[08:02:19] <volans>	 jbond42, moritzm: so the new systemd timer for debmonitor failed on gerrit1001 because of "502 Proxy Error" (it can happen). But because the timer is once a day, it leaves the systemd failed unit for a whole day, with Icinga alerting. I was wondering that we could add some retry logic to the unit so that it retries 2~3 times with 1~5 minutes of sleep in between?
[08:02:25] <volans>	 thoughts?
[08:05:34] <jbond42>	 volans: not too familure with the job, I thikn adding retry logic seems fine however i wonder why it times out at all, im gussing it would use tcp to localhost?
[08:07:43] <volans>	 jbond42: it failed at 00:00:03
[08:08:34] <volans>	 apache reload triggered by logrotate?
[08:08:49] <volans>	 shouldn't be, but maybe something similar
[08:08:56] <jbond42>	 did it also have simlar faliures (which went unoiticed) when it was in cron?
[08:09:30] <volans>	 it's possible, it's a daily job that is there just to reconcile data in case an update on apt-get actions got missing because of debmonitor down
[08:10:00] <jbond42>	 ack ill take a look
[08:10:02] <volans>	 so, being a  failsafe, hadly noticeable if one day for one or few host failed
[08:10:06] <volans>	 *hardly
[08:16:58] <moritzm>	 yeah, I'm pretty sure since this job runs fleet-wide we had similar failures before with the cron which simply went unnoticed
[08:17:47] <jbond42>	 wait which job we talking about, i was looking at debmonitor-maintenance-gc which only runs on the server
[08:18:39] <moritzm>	 I think Riccardo meant the daily ingestion run
[08:18:52] <moritzm>	 if basically commits the dpkg state of a server to debmonitor
[08:19:07] <moritzm>	 all updates via apt are submitted with an apt hook
[08:19:21] <moritzm>	 but there's no such hook for "dpkg -i"
[08:19:51] <volans>	 jbond42: the new systemd timer for debmonitor client, it failed on gerrit1001  tonight
[08:20:02] <moritzm>	 so daily the full state is ingested to catch up with such edge cases (or e.g. if the apt hook failed for some reason)
[08:21:34] <jbond42>	 ahh ok thanks that makes senses why i couldn't see it on debmonitor1002 :), also the debmon-client job got changed in feb so at least its not supper flacky
[08:22:17] <jbond42>	 further it looks like loogrotate did run at 00:00:03 on debmon1002 so thats seems like the most likley cause
[08:24:48] <volans>	 the other option is to add some retry logic in the client for the requests POST, that's sensible too.

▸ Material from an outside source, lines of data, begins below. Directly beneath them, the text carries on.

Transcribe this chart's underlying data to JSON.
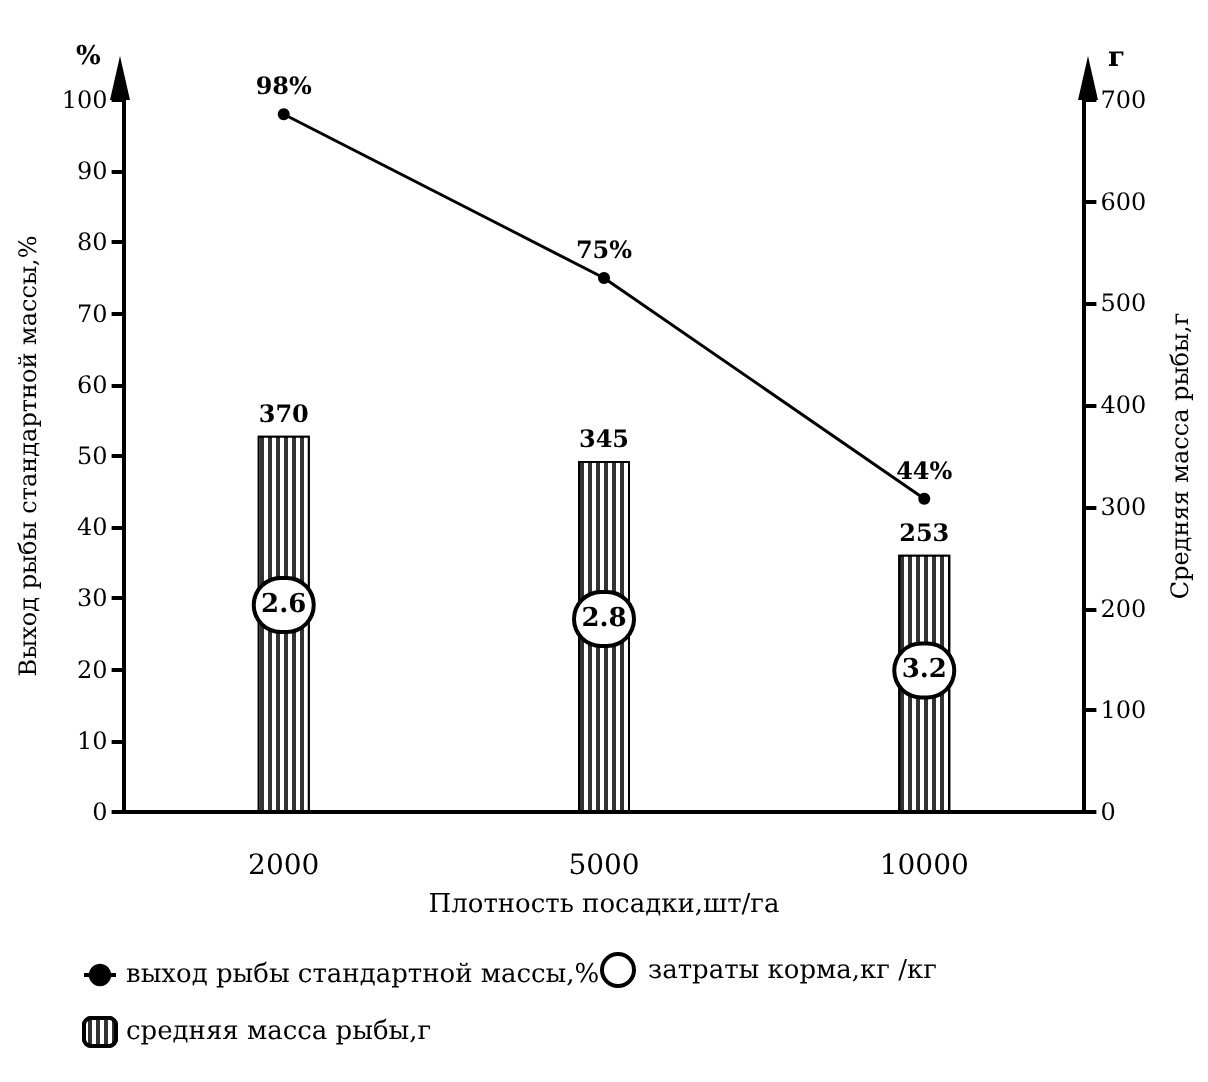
{
  "chart_data": {
    "type": "bar",
    "xlabel": "Плотность посадки,шт/га",
    "ylabel": "Выход рыбы стандартной массы,%",
    "y2label": "Средняя масса рыбы,г",
    "categories": [
      "2000",
      "5000",
      "10000"
    ],
    "series": [
      {
        "name": "средняя масса рыбы,г",
        "axis": "y2",
        "color": "#333333",
        "values": [
          370,
          345,
          253
        ],
        "value_labels": [
          "370",
          "345",
          "253"
        ]
      },
      {
        "name": "выход рыбы стандартной массы,%",
        "type": "line",
        "color": "#000000",
        "values": [
          98,
          75,
          44
        ],
        "value_labels": [
          "98%",
          "75%",
          "44%"
        ]
      }
    ],
    "ylim": [
      0,
      100
    ],
    "yticks": [
      0,
      10,
      20,
      30,
      40,
      50,
      60,
      70,
      80,
      90,
      100
    ],
    "y2lim": [
      0,
      700
    ],
    "y2ticks": [
      0,
      100,
      200,
      300,
      400,
      500,
      600,
      700
    ],
    "annotations": [
      {
        "text": "2.6",
        "x": "2000"
      },
      {
        "text": "2.8",
        "x": "5000"
      },
      {
        "text": "3.2",
        "x": "10000"
      },
      "%",
      "г",
      "затраты корма,кг /кг"
    ],
    "marker": "circle",
    "line_style": "solid",
    "grid": false,
    "legend": "bottom"
  }
}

The retry at unit level would cover also cases of issues with apt
[08:24:56] <volans>	 so dunno what's best here :)
[08:25:24] <volans>	 too bad we can't use wmflib.requests.http_session here
[08:29:02] <jbond42>	 for no i have sent a bandade (https://gerrit.wikimedia.org/r/c/operations/puppet/+/679263) but i think adding retry logic makes senses, ill also look at why the logrotate caused this, could be that either envoy or apache dosn;t reload as cleanly as nginx
[08:32:51] <volans>	 if only gerrit was loading for me...
[08:34:02] <moritzm>	 works for me
[08:35:32] <volans>	 works now, took a minute though
[08:42:39] <volans>	 jbond42: FYI the GC cron was not removed, I think because you put it absent withput the command, that is actually needed to absent the resource IIRC
[08:43:16] <jbond42>	 volans: it shouldn't be but will take a look 
[08:43:43] <volans>	 sorry for bothering you :)

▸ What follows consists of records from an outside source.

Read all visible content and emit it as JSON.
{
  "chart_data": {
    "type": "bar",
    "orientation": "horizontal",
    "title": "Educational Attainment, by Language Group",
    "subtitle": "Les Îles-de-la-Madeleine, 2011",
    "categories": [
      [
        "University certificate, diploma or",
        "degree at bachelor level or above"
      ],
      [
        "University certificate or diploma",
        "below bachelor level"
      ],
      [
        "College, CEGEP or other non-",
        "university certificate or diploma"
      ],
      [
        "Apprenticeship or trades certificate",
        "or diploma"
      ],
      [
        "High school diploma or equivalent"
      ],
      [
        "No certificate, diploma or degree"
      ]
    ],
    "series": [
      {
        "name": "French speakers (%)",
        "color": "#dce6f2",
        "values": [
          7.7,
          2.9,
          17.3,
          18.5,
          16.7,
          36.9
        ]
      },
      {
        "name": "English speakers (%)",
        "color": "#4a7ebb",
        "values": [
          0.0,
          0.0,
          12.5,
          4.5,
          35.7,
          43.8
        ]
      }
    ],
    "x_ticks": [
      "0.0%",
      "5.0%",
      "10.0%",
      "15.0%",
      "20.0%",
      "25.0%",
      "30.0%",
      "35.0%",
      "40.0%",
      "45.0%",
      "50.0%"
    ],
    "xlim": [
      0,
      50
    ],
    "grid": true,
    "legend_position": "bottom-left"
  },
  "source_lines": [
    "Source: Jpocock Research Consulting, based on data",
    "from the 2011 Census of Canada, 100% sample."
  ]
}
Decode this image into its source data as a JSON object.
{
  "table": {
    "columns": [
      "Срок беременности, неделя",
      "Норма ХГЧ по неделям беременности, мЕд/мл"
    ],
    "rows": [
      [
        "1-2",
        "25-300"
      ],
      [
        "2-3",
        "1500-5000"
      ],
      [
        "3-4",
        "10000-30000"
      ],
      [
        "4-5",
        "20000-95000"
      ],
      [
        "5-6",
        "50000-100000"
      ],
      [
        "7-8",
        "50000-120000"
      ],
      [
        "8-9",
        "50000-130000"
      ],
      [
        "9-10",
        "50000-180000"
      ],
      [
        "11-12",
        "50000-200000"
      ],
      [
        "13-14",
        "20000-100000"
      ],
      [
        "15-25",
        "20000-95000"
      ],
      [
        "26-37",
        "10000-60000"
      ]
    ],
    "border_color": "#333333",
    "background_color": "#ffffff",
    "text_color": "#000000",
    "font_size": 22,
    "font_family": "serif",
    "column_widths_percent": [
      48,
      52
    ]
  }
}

[08:45:08] <jbond42>	 volans: it dose need the user to remain though :), ill remove them manully thanks
[08:45:28] <volans>	 no prob, thank you
[08:47:06] <jbond42>	 volans: in relation to adding retry one issue here is that the data  is sent as a post which strickly speaking shouldn't get retried, however i think in this case iot wouldn;t really mater if the same data got submited twice, is that right?

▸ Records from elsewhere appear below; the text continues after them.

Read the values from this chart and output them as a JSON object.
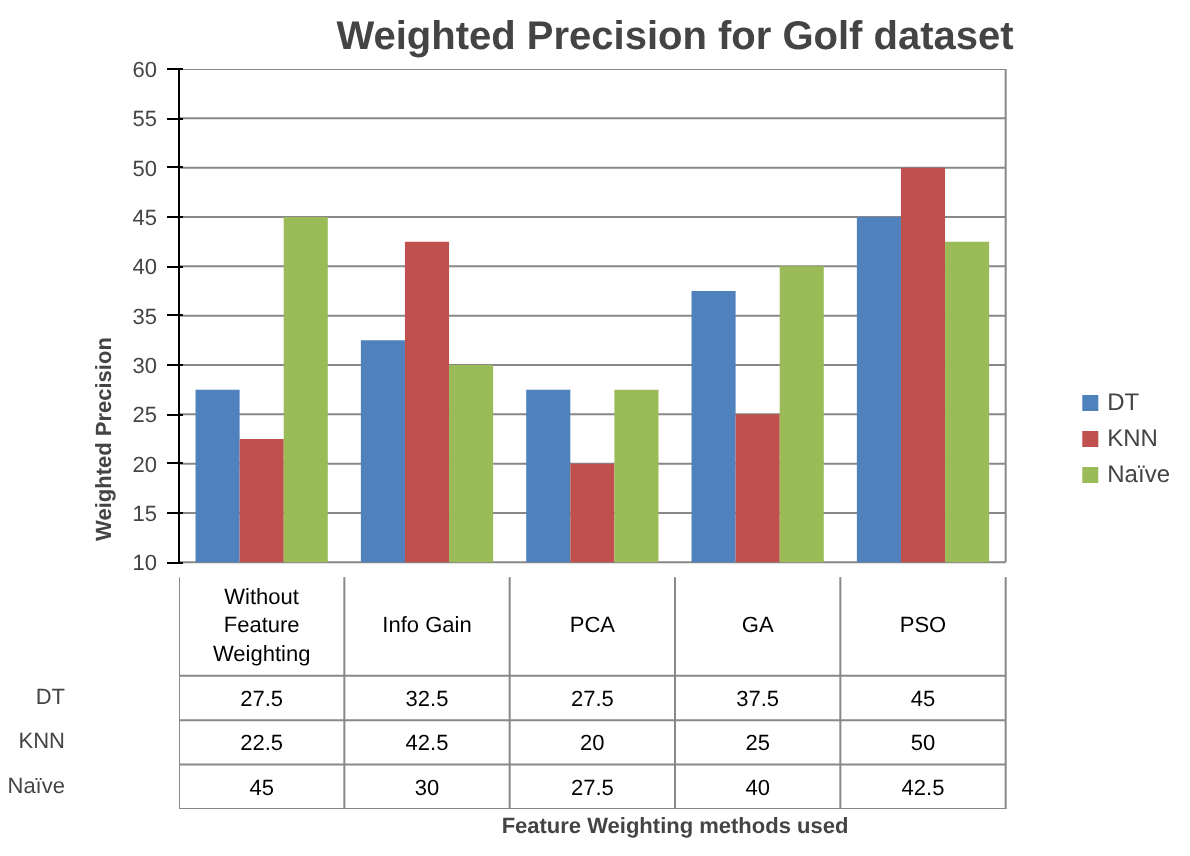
{
  "chart_data": {
    "type": "bar",
    "title": "Weighted Precision for Golf dataset",
    "annotations": [
      "Feature Weighting methods used"
    ],
    "ylabel": "Weighted Precision",
    "categories": [
      "Without Feature Weighting",
      "Info Gain",
      "PCA",
      "GA",
      "PSO"
    ],
    "series": [
      {
        "name": "DT",
        "color": "#4f81bd",
        "values": [
          27.5,
          32.5,
          27.5,
          37.5,
          45
        ]
      },
      {
        "name": "KNN",
        "color": "#c0504d",
        "values": [
          22.5,
          42.5,
          20,
          25,
          50
        ]
      },
      {
        "name": "Naïve",
        "color": "#9bbb59",
        "values": [
          45,
          30,
          27.5,
          40,
          42.5
        ]
      }
    ],
    "ylim": [
      10,
      60
    ],
    "yticks": [
      10,
      15,
      20,
      25,
      30,
      35,
      40,
      45,
      50,
      55,
      60
    ],
    "grid": "y",
    "legend": "right",
    "data_labels": true
  }
}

[08:48:22] <volans>	 yes, sending it twice would just ensure the same "state" for that host is present in debmonitor, we don't keep track of the past, just the "current" status
[08:48:24] <moritzm>	 yes, it's idempotent
[08:48:31] <volans>	 so technically i idempotent
[08:48:32] <jbond42>	 ack thanks
[08:48:36] <moritzm>	 one other alternative:
[08:48:53] <volans>	 I think we have 2 approaches here:
[08:48:55] <moritzm>	 we could also extend systemd::timer::job with a flag to make it not fail
[08:49:13] <moritzm>	 and then set it for the debmonitor reconciliation run
[08:49:21] <volans>	 - a general retry logic for timers, to reduce systemd icinga spam
[08:49:31] <moritzm>	 and some other systemd timer jobs probably have the same lax requirements
[08:49:42] <volans>	 - what moritz said, basically converting timers like cron, not failing but sending an email maybe
[08:49:52] <moritzm>	 to not warrant to fail the entire systemd state
[08:49:56] <volans>	 - add the retry in the debmonitor client, easier but covers just this one case
[08:51:39] <jbond42>	 ack i can check that as well i think we almost have that with the email flag
[17:34:01] <volans>	 FYI I've replied to the PXE task
[21:43:41] <legoktm>	 fyi debmonitor-client.service failed on ml-serve2004 also with a 502 Bad gateway error at ~21:21
[21:45:12] <volans>	 legoktm: can you just restart it please? j.bond is looking at it
[21:46:06] <volans>	 we changed the server side and have some ideas on what might cause it
[21:46:08] <legoktm>	 already did :)
[21:51:45] <volans>	 thanks a lot